Shinness Lodge was built in 1882 by the Third Duke of Sutherland as one of some 26 highland lodges he built to attract sporting tenants. Each had an allocation of land for fishing and shooting. They were tenanted on an annual basis, normally for just August and September. The Duke was thus an early chalet developer.

During the 1870s, Mr Kenneth Murray, the local Royal Bank of Scotland agent in Tain, persuaded the Duke to improve the land at the southern end of the Tirry River to grow better crops and create more productive farms. 3,000 acres were drained and peat and stones removed by standing steam engines which dragged a plough (known as the Duke's toothpick) on steel hawsers. The cost was vast - some £200,000. The works are now commemorated by a monument to Kenneth Murray a mile or so from the Lodge.
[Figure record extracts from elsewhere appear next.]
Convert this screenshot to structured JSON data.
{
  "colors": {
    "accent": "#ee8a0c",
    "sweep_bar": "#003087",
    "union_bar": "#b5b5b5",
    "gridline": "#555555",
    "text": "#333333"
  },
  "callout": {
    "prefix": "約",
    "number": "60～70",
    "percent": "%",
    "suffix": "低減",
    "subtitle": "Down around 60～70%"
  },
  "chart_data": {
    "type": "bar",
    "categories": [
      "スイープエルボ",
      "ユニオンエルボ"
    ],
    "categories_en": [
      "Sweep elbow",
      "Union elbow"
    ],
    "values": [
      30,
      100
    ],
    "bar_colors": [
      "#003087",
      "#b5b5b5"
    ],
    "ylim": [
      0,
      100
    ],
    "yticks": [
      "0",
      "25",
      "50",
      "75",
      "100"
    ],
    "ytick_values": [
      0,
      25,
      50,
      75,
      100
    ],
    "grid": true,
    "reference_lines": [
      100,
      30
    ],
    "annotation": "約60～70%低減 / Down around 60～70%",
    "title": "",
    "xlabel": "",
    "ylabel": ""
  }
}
They are also a feature of the portrait of the third Duke which hangs in nearby Dunrobin Castle at Golspie. The farms were initially tenanted by the Duke's son and others including Iain Campbell and the Gray family. Most of the estate was made available for crofting after World War I and the first tenants were returned servicemen many of whose descendants are still working the crofts in Shinness. In 1922 the estate was bought by Mr Beldam and two small pictures in the dining room recall this era of walking up grouse with dogs. The Fletcher family bought the estate in 1941 and have lived in the Lodge since 1958.